When a court considers matters outside the pleadings in a motion to dismiss, the matter becomes a summary judgment proceeding. The court can also propose to grant summary judgment on its own motion, but normally would be required to give prior notice and an opportunity for a party to defend against such a ruling.
The principle fact issue inserted by the court to make this ruling is the debtors' violation of the securities laws. The trustee has espoused that fact in this case on many occasions, so additional notice is superfluous. The 9th Circuit, in In re Rothery, held that
there is no prior notice requirement when it is a bankruptcy judge's intention to turn an FRCP 12(b) motion to dismiss into an FRCP 56 summary judgment, but normally the court must give a reasonable opportunity for the parties to present materials that would pertain to the summary judgment motion. The court said such notice is unnecessary if the parties are fairly apprized before the hearing that the court would look beyond the record.

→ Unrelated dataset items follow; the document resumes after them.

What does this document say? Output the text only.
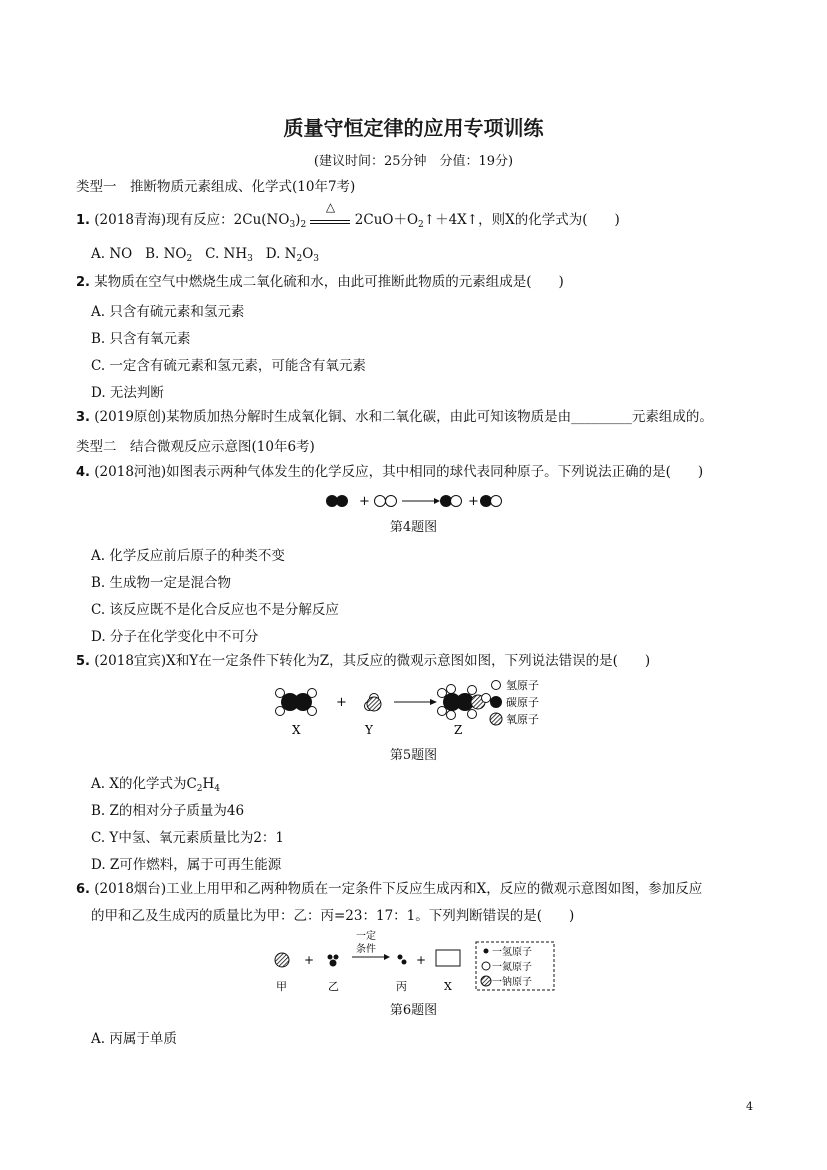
质量守恒定律的应用专项训练
(建议时间：25分钟　分值：19分)
类型一　推断物质元素组成、化学式(10年7考)
1. (2018青海)现有反应：$2Cu(NO_3)_2$
△
$2CuO+O_2↑+4X↑$，则X的化学式为(　　)
A. NO B. $NO_2$ C. $NH_3$ D. $N_2O_3$
2. 某物质在空气中燃烧生成二氧化硫和水，由此可推断此物质的元素组成是(　　)
A. 只含有硫元素和氢元素
B. 只含有氧元素
C. 一定含有硫元素和氢元素，可能含有氧元素
D. 无法判断
3. (2019原创)某物质加热分解时生成氧化铜、水和二氧化碳，由此可知该物质是由_________元素组成的。
类型二　结合微观反应示意图(10年6考)
4. (2018河池)如图表示两种气体发生的化学反应，其中相同的球代表同种原子。下列说法正确的是(　　)
+	+
第4题图
A. 化学反应前后原子的种类不变
B. 生成物一定是混合物
C. 该反应既不是化合反应也不是分解反应
D. 分子在化学变化中不可分
5. (2018宜宾)X和Y在一定条件下转化为Z，其反应的微观示意图如图，下列说法错误的是(　　)
X
+
Y	Z
氢原子
碳原子
氧原子
第5题图
A. X的化学式为$C_2H_4$
B. Z的相对分子质量为46
C. Y中氢、氧元素质量比为2：1
D. Z可作燃料，属于可再生能源
6. (2018烟台)工业上用甲和乙两种物质在一定条件下反应生成丙和X，反应的微观示意图如图，参加反应
的甲和乙及生成丙的质量比为甲：乙：丙=23：17：1。下列判断错误的是(　　)
甲
+
乙
一定
条件
丙
+
X
一氢原子
一氮原子
一钠原子
第6题图
A. 丙属于单质
4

While the present case does not precisely fit the Rothery mold, the additional information about state securities laws violations is a narrow additional factual element to the pleadings themselves, the pleadings themselves discuss a Ponzi scheme and presage such a violation, and the trustee has trumpeted such a violation throughout the case.
Additional notice of the intent to turn the FRCP 12(b) motion as it relates to the usury damages count of the BRA complaints is unnecessary.
5. CONCLUSION --The usury counts in the individual BRA adversary proceedings will be dismissed by a global order in the BRA lead adversary. The court will defer entering the order (or report and recommendation if the reference is withdrawn) pending ruling on the balance of the issues in the motions to dismiss.
Adv. No. F95-00897-168-HAR (Bancap 96-4182).